Now, let's talk about MLA style. When putting together Project #1, you are REQUIRED to include a Works Cited page in MLA style. The Works Cited page is different from the Annotated Bibliography in that it does not have the annotations. An example of this is available on the Purdue Owl. When putting together the Annotated Bibliography, you may have learned that putting together a correct citation is a tedious process. You might have been tempted to put together your Works Cited page with Easy Bib. Easy Bib is consistently WRONG. RefWorks and Zotoro are more accurate, but you can't completely trust these either. My advise is if you are going to use a generator for your sources, go back and double check them to make sure they are correct. Generate but Verify. Again, I count off for incorrect citation. The students who nail the Works Cited page, are the ones who assemble it without the generator.

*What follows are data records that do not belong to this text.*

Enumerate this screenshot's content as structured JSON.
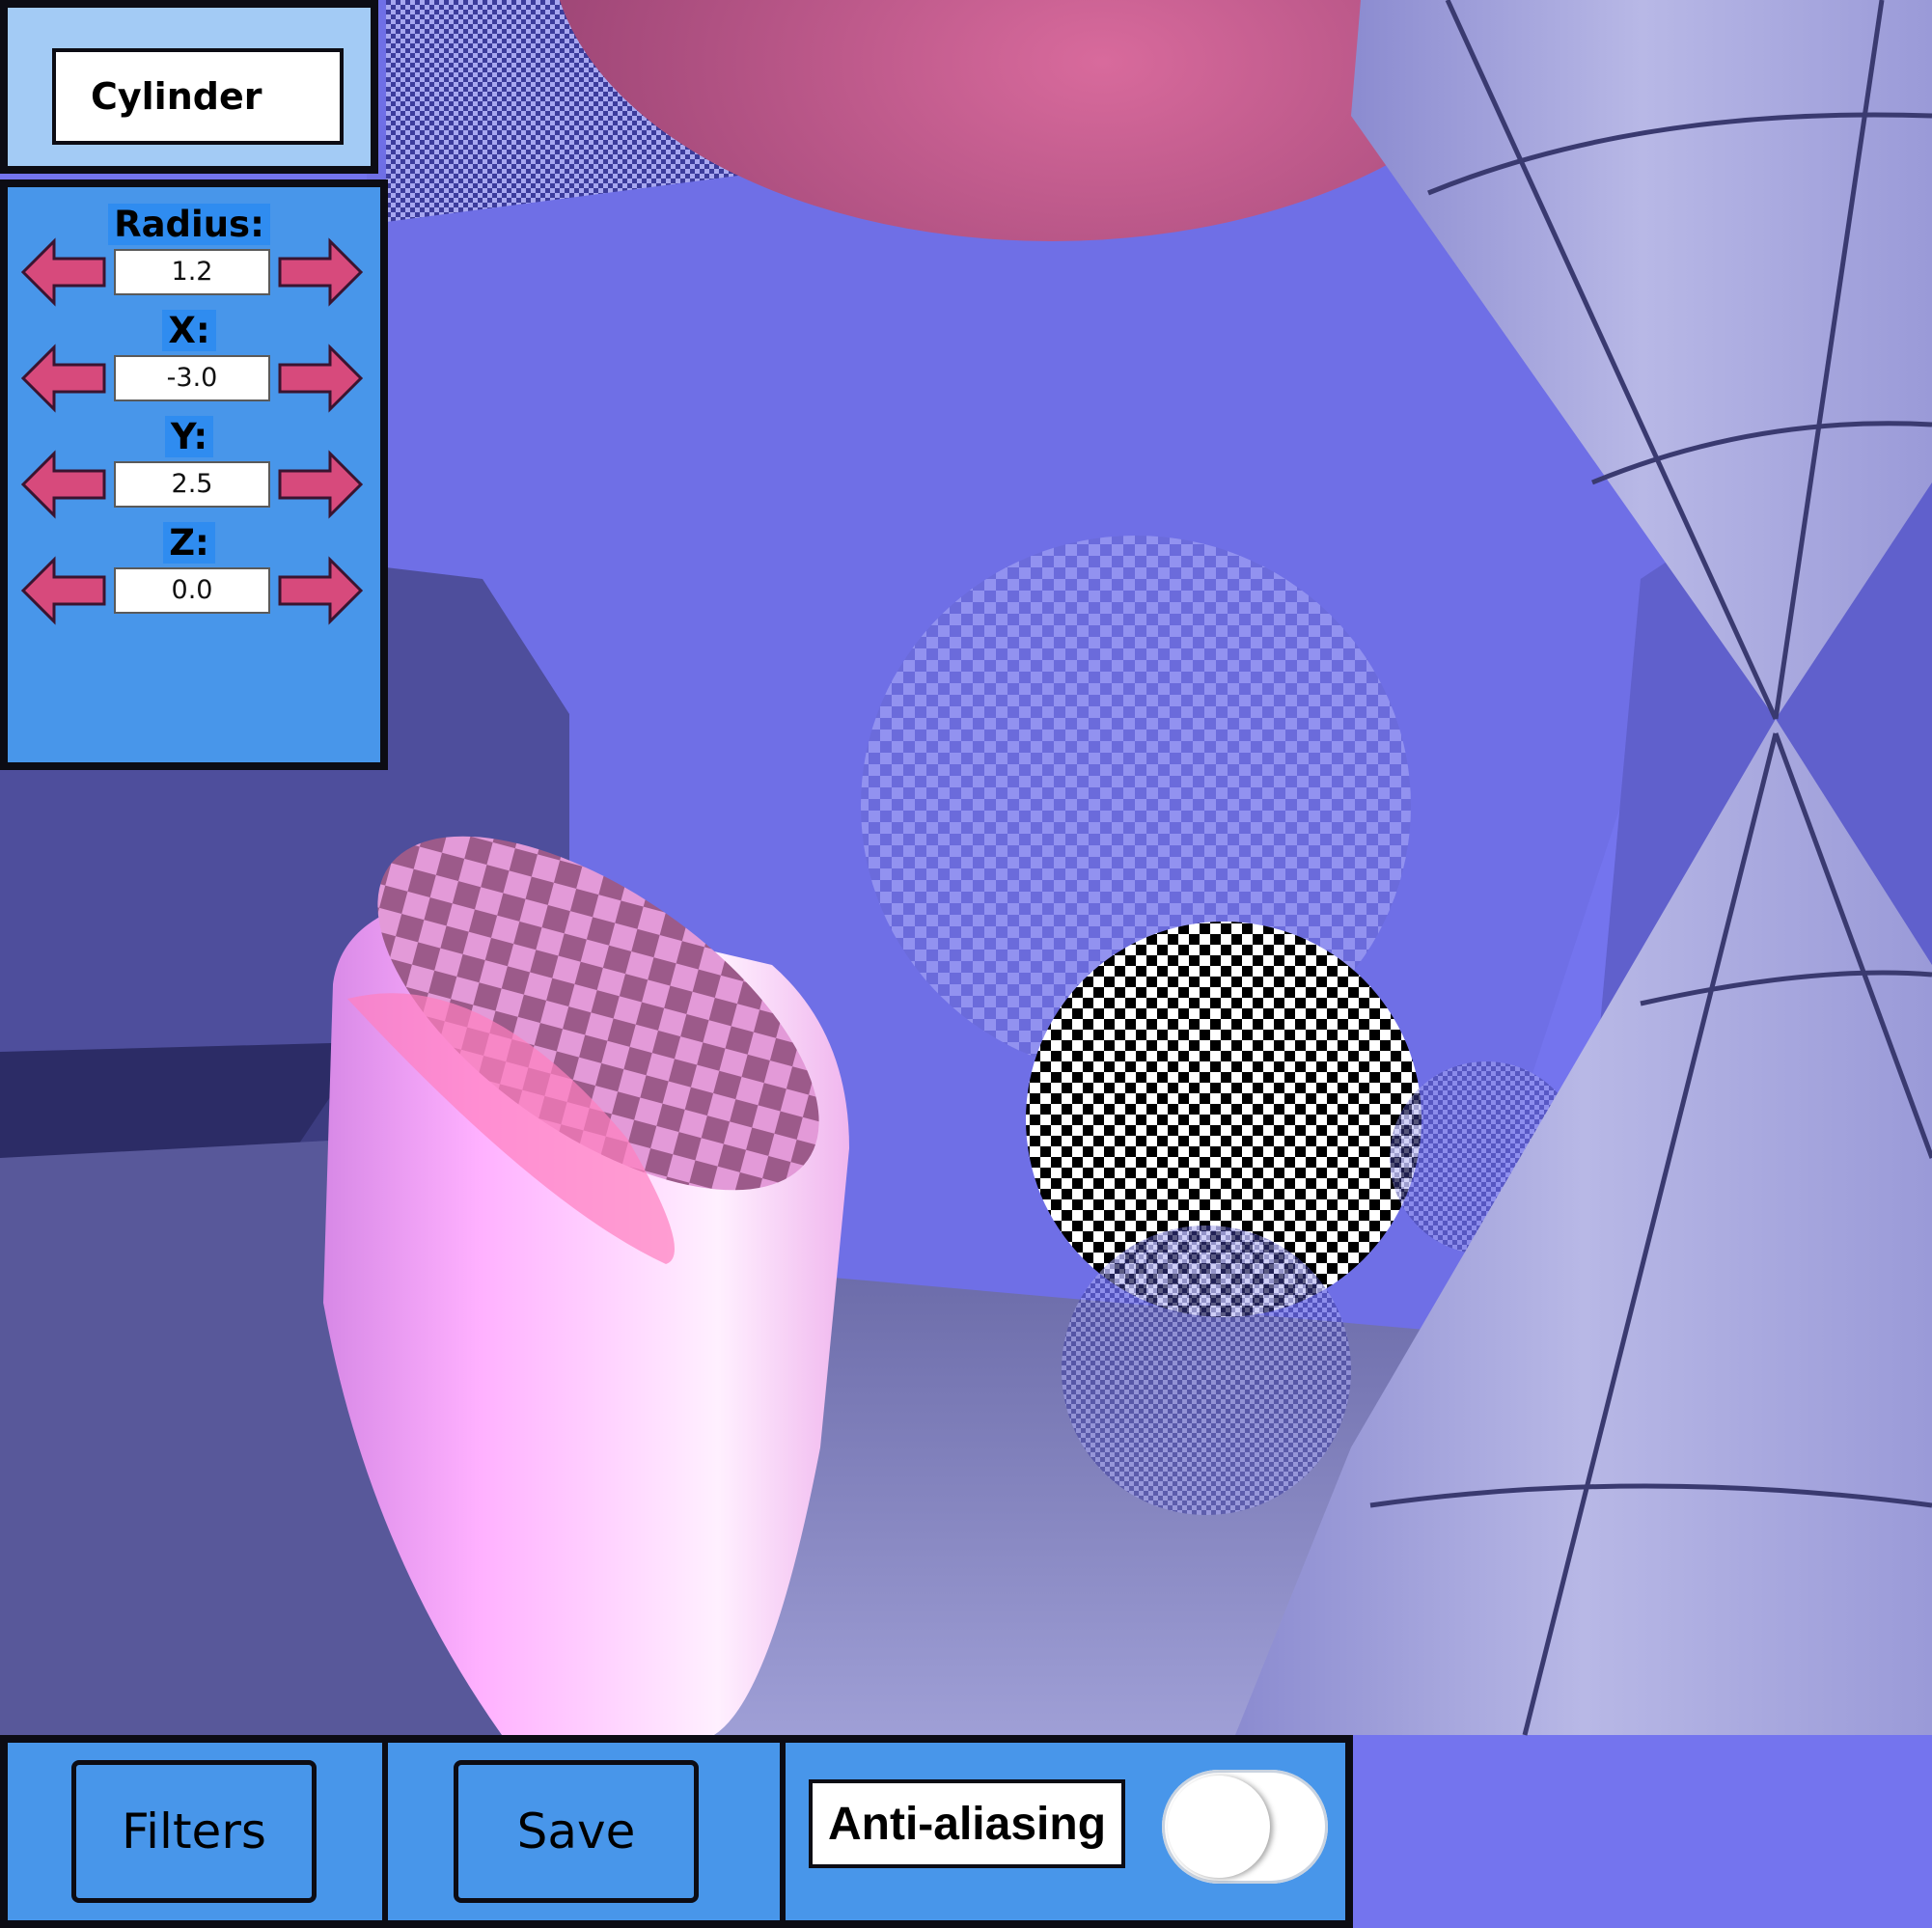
{
  "object_panel": {
    "object_name": "Cylinder"
  },
  "params": [
    {
      "label": "Radius:",
      "value": "1.2"
    },
    {
      "label": "X:",
      "value": "-3.0"
    },
    {
      "label": "Y:",
      "value": "2.5"
    },
    {
      "label": "Z:",
      "value": "0.0"
    }
  ],
  "toolbar": {
    "filters_label": "Filters",
    "save_label": "Save",
    "antialias_label": "Anti-aliasing",
    "antialias_enabled": false
  },
  "colors": {
    "panel_blue": "#4896ea",
    "panel_light_blue": "#a3cbf5",
    "arrow_pink": "#d74a7c",
    "border": "#0c0c14"
  }
}
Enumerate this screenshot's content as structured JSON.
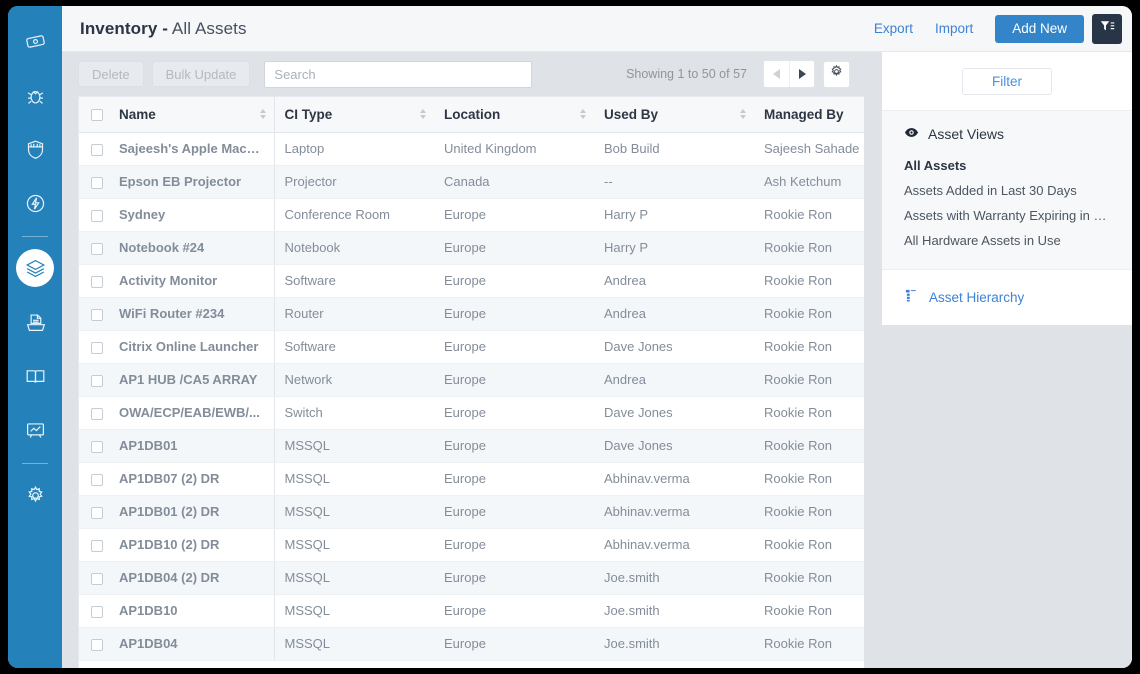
{
  "sidebar": {
    "items": [
      {
        "name": "tickets",
        "icon": "ticket-icon",
        "active": false
      },
      {
        "name": "problems",
        "icon": "bug-icon",
        "active": false
      },
      {
        "name": "changes",
        "icon": "shield-icon",
        "active": false
      },
      {
        "name": "releases",
        "icon": "bolt-icon",
        "active": false
      },
      {
        "name": "assets",
        "icon": "layers-icon",
        "active": true
      },
      {
        "name": "purchase",
        "icon": "printer-icon",
        "active": false
      },
      {
        "name": "knowledge",
        "icon": "book-icon",
        "active": false
      },
      {
        "name": "reports",
        "icon": "chart-board-icon",
        "active": false
      },
      {
        "name": "admin",
        "icon": "gear-icon",
        "active": false
      }
    ]
  },
  "header": {
    "title_strong": "Inventory -",
    "title_light": "All Assets",
    "export_label": "Export",
    "import_label": "Import",
    "add_new_label": "Add New",
    "filter_icon": "funnel-icon"
  },
  "toolbar": {
    "delete_label": "Delete",
    "bulk_update_label": "Bulk Update",
    "search_placeholder": "Search",
    "search_value": "",
    "showing_text": "Showing 1 to 50 of 57",
    "prev_icon": "triangle-left-icon",
    "next_icon": "triangle-right-icon",
    "settings_icon": "gear-icon"
  },
  "table": {
    "columns": [
      {
        "key": "name",
        "label": "Name",
        "sortable": true
      },
      {
        "key": "ci_type",
        "label": "CI Type",
        "sortable": true
      },
      {
        "key": "location",
        "label": "Location",
        "sortable": true
      },
      {
        "key": "used_by",
        "label": "Used By",
        "sortable": true
      },
      {
        "key": "managed_by",
        "label": "Managed By",
        "sortable": false
      }
    ],
    "rows": [
      {
        "name": "Sajeesh's Apple MacB...",
        "ci_type": "Laptop",
        "location": "United Kingdom",
        "used_by": "Bob Build",
        "managed_by": "Sajeesh Sahade"
      },
      {
        "name": "Epson EB Projector",
        "ci_type": "Projector",
        "location": "Canada",
        "used_by": "--",
        "managed_by": "Ash Ketchum"
      },
      {
        "name": "Sydney",
        "ci_type": "Conference Room",
        "location": "Europe",
        "used_by": "Harry P",
        "managed_by": "Rookie Ron"
      },
      {
        "name": "Notebook #24",
        "ci_type": "Notebook",
        "location": "Europe",
        "used_by": "Harry P",
        "managed_by": "Rookie Ron"
      },
      {
        "name": "Activity Monitor",
        "ci_type": "Software",
        "location": "Europe",
        "used_by": "Andrea",
        "managed_by": "Rookie Ron"
      },
      {
        "name": "WiFi Router #234",
        "ci_type": "Router",
        "location": "Europe",
        "used_by": "Andrea",
        "managed_by": "Rookie Ron"
      },
      {
        "name": "Citrix Online Launcher",
        "ci_type": "Software",
        "location": "Europe",
        "used_by": "Dave Jones",
        "managed_by": "Rookie Ron"
      },
      {
        "name": "AP1 HUB /CA5 ARRAY",
        "ci_type": "Network",
        "location": "Europe",
        "used_by": "Andrea",
        "managed_by": "Rookie Ron"
      },
      {
        "name": "OWA/ECP/EAB/EWB/...",
        "ci_type": "Switch",
        "location": "Europe",
        "used_by": "Dave Jones",
        "managed_by": "Rookie Ron"
      },
      {
        "name": "AP1DB01",
        "ci_type": "MSSQL",
        "location": "Europe",
        "used_by": "Dave Jones",
        "managed_by": "Rookie Ron"
      },
      {
        "name": "AP1DB07 (2) DR",
        "ci_type": "MSSQL",
        "location": "Europe",
        "used_by": "Abhinav.verma",
        "managed_by": "Rookie Ron"
      },
      {
        "name": "AP1DB01 (2) DR",
        "ci_type": "MSSQL",
        "location": "Europe",
        "used_by": "Abhinav.verma",
        "managed_by": "Rookie Ron"
      },
      {
        "name": "AP1DB10 (2) DR",
        "ci_type": "MSSQL",
        "location": "Europe",
        "used_by": "Abhinav.verma",
        "managed_by": "Rookie Ron"
      },
      {
        "name": "AP1DB04 (2) DR",
        "ci_type": "MSSQL",
        "location": "Europe",
        "used_by": "Joe.smith",
        "managed_by": "Rookie Ron"
      },
      {
        "name": "AP1DB10",
        "ci_type": "MSSQL",
        "location": "Europe",
        "used_by": "Joe.smith",
        "managed_by": "Rookie Ron"
      },
      {
        "name": "AP1DB04",
        "ci_type": "MSSQL",
        "location": "Europe",
        "used_by": "Joe.smith",
        "managed_by": "Rookie Ron"
      }
    ]
  },
  "right_panel": {
    "filter_label": "Filter",
    "views_icon": "eye-icon",
    "views_title": "Asset Views",
    "views": [
      {
        "label": "All Assets",
        "selected": true
      },
      {
        "label": "Assets Added in Last 30 Days",
        "selected": false
      },
      {
        "label": "Assets with Warranty Expiring in next ...",
        "selected": false
      },
      {
        "label": "All Hardware Assets in Use",
        "selected": false
      }
    ],
    "hierarchy_icon": "tree-hierarchy-icon",
    "hierarchy_label": "Asset Hierarchy"
  },
  "colors": {
    "sidebar_blue": "#2481ba",
    "accent_blue": "#3d82d6",
    "primary_button": "#3484c9",
    "dark_button": "#273547",
    "page_bg": "#dfe3e8",
    "row_alt": "#f4f7fa"
  }
}
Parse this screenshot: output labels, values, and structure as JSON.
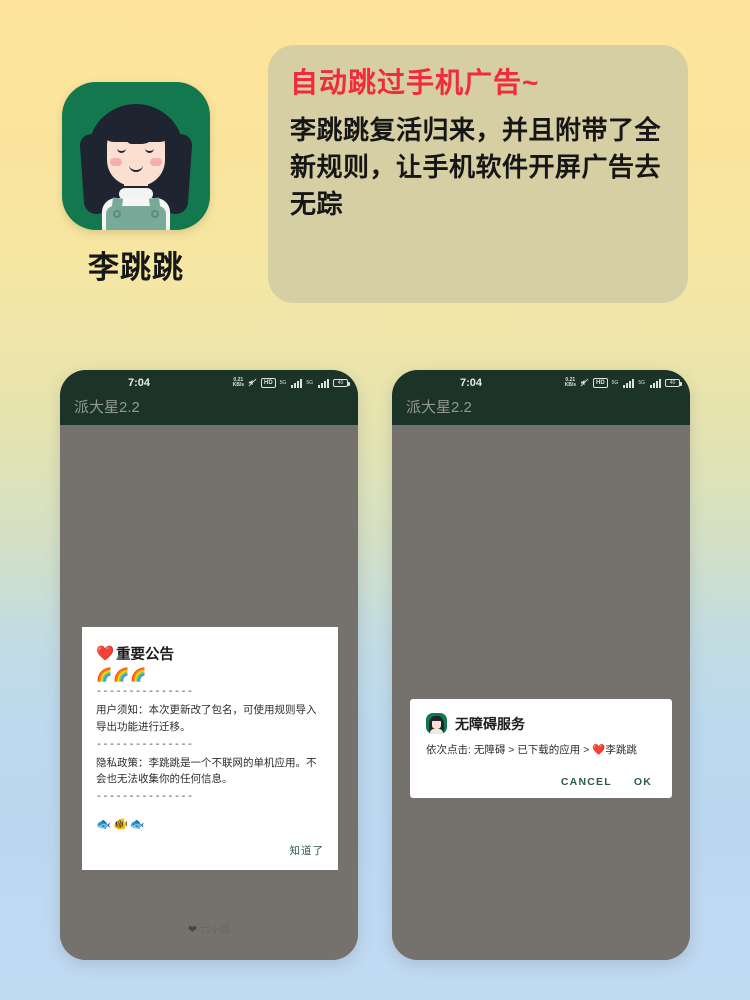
{
  "hero": {
    "app_icon_name": "li-tiao-tiao-app-icon",
    "app_name": "李跳跳",
    "card_title": "自动跳过手机广告~",
    "card_body": "李跳跳复活归来，并且附带了全新规则，让手机软件开屏广告去无踪",
    "title_color": "#ef2b3c",
    "card_bg": "#d7cfa4"
  },
  "phones": [
    {
      "status": {
        "time": "7:04",
        "net_speed": "0.21\nKB/s",
        "mute_icon": "mute-icon",
        "hd_label": "HD",
        "sim1_label": "5G",
        "sim2_label": "5G",
        "battery_label": "40"
      },
      "app_title": "派大星2.2",
      "dialog": {
        "heart": "❤️",
        "title": "重要公告",
        "rainbows": "🌈🌈🌈",
        "divider": "---------------",
        "para1": "用户须知：本次更新改了包名，可使用规则导入导出功能进行迁移。",
        "para2": "隐私政策：李跳跳是一个不联网的单机应用。不会也无法收集你的任何信息。",
        "fish": "🐟🐠🐟",
        "action_label": "知道了",
        "action_color": "#2e5a4a"
      },
      "watermark": {
        "heart": "❤",
        "text": "六小姐"
      }
    },
    {
      "status": {
        "time": "7:04",
        "net_speed": "0.21\nKB/s",
        "mute_icon": "mute-icon",
        "hd_label": "HD",
        "sim1_label": "5G",
        "sim2_label": "5G",
        "battery_label": "40"
      },
      "app_title": "派大星2.2",
      "dialog": {
        "icon_name": "li-tiao-tiao-mini-icon",
        "title": "无障碍服务",
        "message": "依次点击: 无障碍 > 已下载的应用 > ❤️李跳跳",
        "cancel_label": "CANCEL",
        "ok_label": "OK",
        "action_color": "#2e5a4a"
      }
    }
  ],
  "colors": {
    "bg_top": "#fde49a",
    "bg_bottom": "#c0daf2",
    "phone_body": "#75726d",
    "phone_header": "#1b3328",
    "icon_green": "#14784f"
  }
}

Typically MLA citations look like this:

Author Last name, Author First name. "Name of article". Title of website or Journal. Publisher,

Date, Page Number or City it was Published.

How do you know when to Italicize and when to put in quotations?

Think about your sources as either containers or something inside a container. As a Cookie Jar or a Cookie. A container (the Cookie Jar) is in Italics and the things inside the container (the cookies) are in Quotation Marks. An album is a container which means it is Italicized, but the songs are inside the container so they are in quotation marks. A television series is a container (Orphan Black) but the individual episodes are within that container ("Endless Forms Most Beautiful"). A Website, like your Wix page, is a Cookie Jar (BuzzFeed) but the "About me" page is a cookie (Quotation marks). A Peer-Reviewed Journal is a container which should be Italicized. The articles inside the journal are placed in quotation marks, because they are cookies. Sometimes when searching for Peer Reviewed sources, you will find a Peer Reviewed article online, but it was originally printed in the Journal. Follow the MLA guidelines for a Journal, not a website. Don't include the web address with your citations. The MLA guidelines show it both ways, I prefer not to have them on the Works Cited, specifically because the links often don't work unless you are logged into an FSU account.

How do you cite things in the paragraph? When you are writing your paper, and you use information from your sources, you MUST cite the information so the reader will know where the information originated. This is when you will use in-text citations. Whether you are summarizing, paraphrasing or direct quoting, at the end of the information you add (Author last name page number). It will look like this: (Bradley 5). The parentheses sits outside the quotation marks and before the period.

For example: "Citations are important" (Bradley 5).

Bradley claims that citations are important (5).

Don't Forget:

  • Your Annotated Bibliography is due before 11:59 pm on MONDAY SEPT. 16. Upload it to your P1 Wix page as a Pdf, not a Word doc.

  • Don't forget Office Hours are Wednesday and Thursday between 2pm and 4pm. Make an Appointment and call in via Google Hangout.